For more than 25 years, courts presiding over Jones Act cases have followed the Robison test for seaman status, and a substantial body of law has emerged. It is now clear that, to meet the permanency or substantiality prong of the Robison test, a claimant must show he performed a significant part of his work aboard ship with some degree of regularity and continuity. Keener v. Transworld Drilling Co., 468 F.2d 729 (5th Cir.1972). The Fifth Circuit has further held that “[t]he issue of an injured worker’s status as a seaman should be addressed with reference to the nature and location of his occupation taken as a whole.” Longmire v. Sea Drilling Corp., 610 F.2d at 1347. The courts also have emphasized “[t]he relationship creating seaman status must be substantial in point of time and work, not merely sporadic.” See Bertrand v. International Mooring & Marine, Inc., supra, at 246; Dove v. Belcher Oil Co., 686 F.2d 329, 333 (5th Cir.1982).
Although the underlying facts in this case are not disputed, the inferences to be drawn from those facts are hotly disputed. Saylor Marine contends that Hines’ job description, when viewed in conjunction with his actual duties, reveals beyond a shadow of a doubt that plaintiff was nothing more than a land-based construction worker. Hines, on the other hand, argues that his work required far more contact with barges and the attendant perils of the sea than his job description indicates. Stressing the maritime nature of his employment, Hines further asserts he often performed traditional seaman’s duties, even while assigned to the carpentry crew.
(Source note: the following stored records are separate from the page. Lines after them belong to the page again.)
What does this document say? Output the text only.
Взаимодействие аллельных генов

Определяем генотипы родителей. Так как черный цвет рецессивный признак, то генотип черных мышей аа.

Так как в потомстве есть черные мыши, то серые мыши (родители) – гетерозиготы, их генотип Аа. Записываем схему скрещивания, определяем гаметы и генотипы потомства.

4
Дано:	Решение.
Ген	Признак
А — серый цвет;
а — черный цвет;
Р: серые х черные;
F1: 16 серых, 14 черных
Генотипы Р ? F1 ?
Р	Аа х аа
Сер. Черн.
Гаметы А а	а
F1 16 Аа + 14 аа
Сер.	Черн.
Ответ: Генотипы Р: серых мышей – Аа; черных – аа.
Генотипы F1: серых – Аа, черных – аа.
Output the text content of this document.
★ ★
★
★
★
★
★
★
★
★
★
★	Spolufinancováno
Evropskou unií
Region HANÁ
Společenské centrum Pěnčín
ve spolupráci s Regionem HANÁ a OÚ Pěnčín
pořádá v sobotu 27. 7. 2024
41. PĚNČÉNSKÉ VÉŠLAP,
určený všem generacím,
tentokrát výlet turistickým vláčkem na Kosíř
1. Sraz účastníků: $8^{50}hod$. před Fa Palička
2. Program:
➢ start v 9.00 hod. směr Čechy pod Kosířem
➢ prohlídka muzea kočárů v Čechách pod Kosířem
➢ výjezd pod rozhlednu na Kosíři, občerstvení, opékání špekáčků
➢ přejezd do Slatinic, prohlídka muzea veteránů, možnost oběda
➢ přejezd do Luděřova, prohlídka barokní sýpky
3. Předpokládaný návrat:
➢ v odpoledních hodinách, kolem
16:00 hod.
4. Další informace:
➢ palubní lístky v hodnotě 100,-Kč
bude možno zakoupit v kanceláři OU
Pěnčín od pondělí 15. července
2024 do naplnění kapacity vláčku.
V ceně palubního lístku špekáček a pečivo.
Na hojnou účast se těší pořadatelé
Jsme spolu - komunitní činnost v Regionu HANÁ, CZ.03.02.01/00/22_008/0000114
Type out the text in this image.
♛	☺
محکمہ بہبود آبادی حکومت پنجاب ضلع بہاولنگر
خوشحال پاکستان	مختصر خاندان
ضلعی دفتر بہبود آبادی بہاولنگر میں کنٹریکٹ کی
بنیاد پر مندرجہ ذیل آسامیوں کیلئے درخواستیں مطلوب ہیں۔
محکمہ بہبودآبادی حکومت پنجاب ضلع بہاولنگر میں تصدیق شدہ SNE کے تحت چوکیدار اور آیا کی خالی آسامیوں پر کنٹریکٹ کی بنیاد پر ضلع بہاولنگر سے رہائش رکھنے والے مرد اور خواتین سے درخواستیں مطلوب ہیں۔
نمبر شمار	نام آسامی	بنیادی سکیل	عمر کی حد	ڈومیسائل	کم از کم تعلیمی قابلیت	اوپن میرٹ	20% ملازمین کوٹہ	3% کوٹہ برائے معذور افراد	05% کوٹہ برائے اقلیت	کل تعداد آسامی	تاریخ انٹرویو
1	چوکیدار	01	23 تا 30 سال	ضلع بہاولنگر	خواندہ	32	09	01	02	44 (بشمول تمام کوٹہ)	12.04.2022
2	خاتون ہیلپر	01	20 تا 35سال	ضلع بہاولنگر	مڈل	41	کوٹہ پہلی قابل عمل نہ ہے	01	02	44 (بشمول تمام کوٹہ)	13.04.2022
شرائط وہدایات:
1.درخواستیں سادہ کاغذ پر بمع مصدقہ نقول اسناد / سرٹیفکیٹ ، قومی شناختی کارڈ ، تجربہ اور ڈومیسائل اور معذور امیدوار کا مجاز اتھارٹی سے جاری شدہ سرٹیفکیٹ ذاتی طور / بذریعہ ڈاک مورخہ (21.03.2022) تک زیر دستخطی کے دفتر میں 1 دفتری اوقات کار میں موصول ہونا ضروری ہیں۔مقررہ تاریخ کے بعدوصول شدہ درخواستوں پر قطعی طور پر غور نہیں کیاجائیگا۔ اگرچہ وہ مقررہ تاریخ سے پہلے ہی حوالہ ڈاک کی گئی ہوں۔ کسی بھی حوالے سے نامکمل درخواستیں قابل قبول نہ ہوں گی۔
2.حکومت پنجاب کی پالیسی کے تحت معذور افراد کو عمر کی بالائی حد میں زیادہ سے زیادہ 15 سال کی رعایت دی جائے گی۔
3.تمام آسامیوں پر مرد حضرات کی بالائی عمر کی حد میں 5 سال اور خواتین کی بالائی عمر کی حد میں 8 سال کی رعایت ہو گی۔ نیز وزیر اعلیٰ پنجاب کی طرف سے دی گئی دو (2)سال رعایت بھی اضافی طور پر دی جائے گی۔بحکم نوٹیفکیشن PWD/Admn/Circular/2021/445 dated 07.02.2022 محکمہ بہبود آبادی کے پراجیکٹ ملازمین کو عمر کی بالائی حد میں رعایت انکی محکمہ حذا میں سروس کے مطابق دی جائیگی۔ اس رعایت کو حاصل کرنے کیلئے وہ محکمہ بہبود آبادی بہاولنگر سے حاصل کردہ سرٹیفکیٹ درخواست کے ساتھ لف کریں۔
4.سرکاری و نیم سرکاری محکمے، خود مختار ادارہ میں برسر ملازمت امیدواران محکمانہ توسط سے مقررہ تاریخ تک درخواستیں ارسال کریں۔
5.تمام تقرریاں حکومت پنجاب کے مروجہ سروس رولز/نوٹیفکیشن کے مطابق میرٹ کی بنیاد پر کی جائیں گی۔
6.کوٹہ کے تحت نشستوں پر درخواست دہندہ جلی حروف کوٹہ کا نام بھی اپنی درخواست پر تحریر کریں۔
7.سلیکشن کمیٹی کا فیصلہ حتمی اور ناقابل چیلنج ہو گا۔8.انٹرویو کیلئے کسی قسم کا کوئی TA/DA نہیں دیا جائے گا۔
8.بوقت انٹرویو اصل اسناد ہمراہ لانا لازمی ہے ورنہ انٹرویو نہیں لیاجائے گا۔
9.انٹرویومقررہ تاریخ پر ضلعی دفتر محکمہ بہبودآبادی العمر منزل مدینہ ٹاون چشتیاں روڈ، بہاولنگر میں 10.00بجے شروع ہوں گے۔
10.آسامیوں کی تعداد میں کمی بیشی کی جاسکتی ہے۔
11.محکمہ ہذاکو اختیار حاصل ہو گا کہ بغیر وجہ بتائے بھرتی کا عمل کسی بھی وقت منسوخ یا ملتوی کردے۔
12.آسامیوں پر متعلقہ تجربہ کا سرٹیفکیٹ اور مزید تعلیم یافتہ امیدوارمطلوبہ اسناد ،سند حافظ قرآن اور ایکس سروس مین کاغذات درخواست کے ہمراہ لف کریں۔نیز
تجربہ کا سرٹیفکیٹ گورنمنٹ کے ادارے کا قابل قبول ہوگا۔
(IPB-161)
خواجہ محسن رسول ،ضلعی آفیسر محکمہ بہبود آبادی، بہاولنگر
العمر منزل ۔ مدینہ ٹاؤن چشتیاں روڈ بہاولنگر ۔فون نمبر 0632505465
Plaintiff points out that he cleaned up the barges, tightened and hooked up ropes, maintained equipment located on the barges and sometimes assisted in moving the barges. Saylor Marine responds that such tasks were incidental to Hines’ primary duties and were too sporadic and fortuitous to vest plaintiff with seaman status.
In support of their respective positions, both parties cite numerous cases that are factually similar to the present one. Each side argues that its cases should control. Unfortunately, close scrutiny of this contradictory mass of case law only highlights the difficulty judges have encountered in deciding who qualifies as a Jones Act seaman. While the Court is of the opinion that Hines was more a laborer than a seaman, it is evident from the briefs and affidavits that conflicting inferences can be drawn about the nature of Hines’ work at Saylor Marine. The amount of time plaintiff spent working on the barges and the duties he performed there undoubtedly will have great bearing on the proper resolution of this question. Such factual matters, however, are better addressed at trial than at the pleadings stage of the proceedings.
CONCLUSION
In light of the conflicting inferences that can be drawn from the underlying facts here, this Court cannot rule as a matter of *37law that plaintiff was not a seaman at the time of his injury. Since even marginal Jones Act cases should be submitted to a jury, defendant’s motion for summary judgment is hereby DENIED.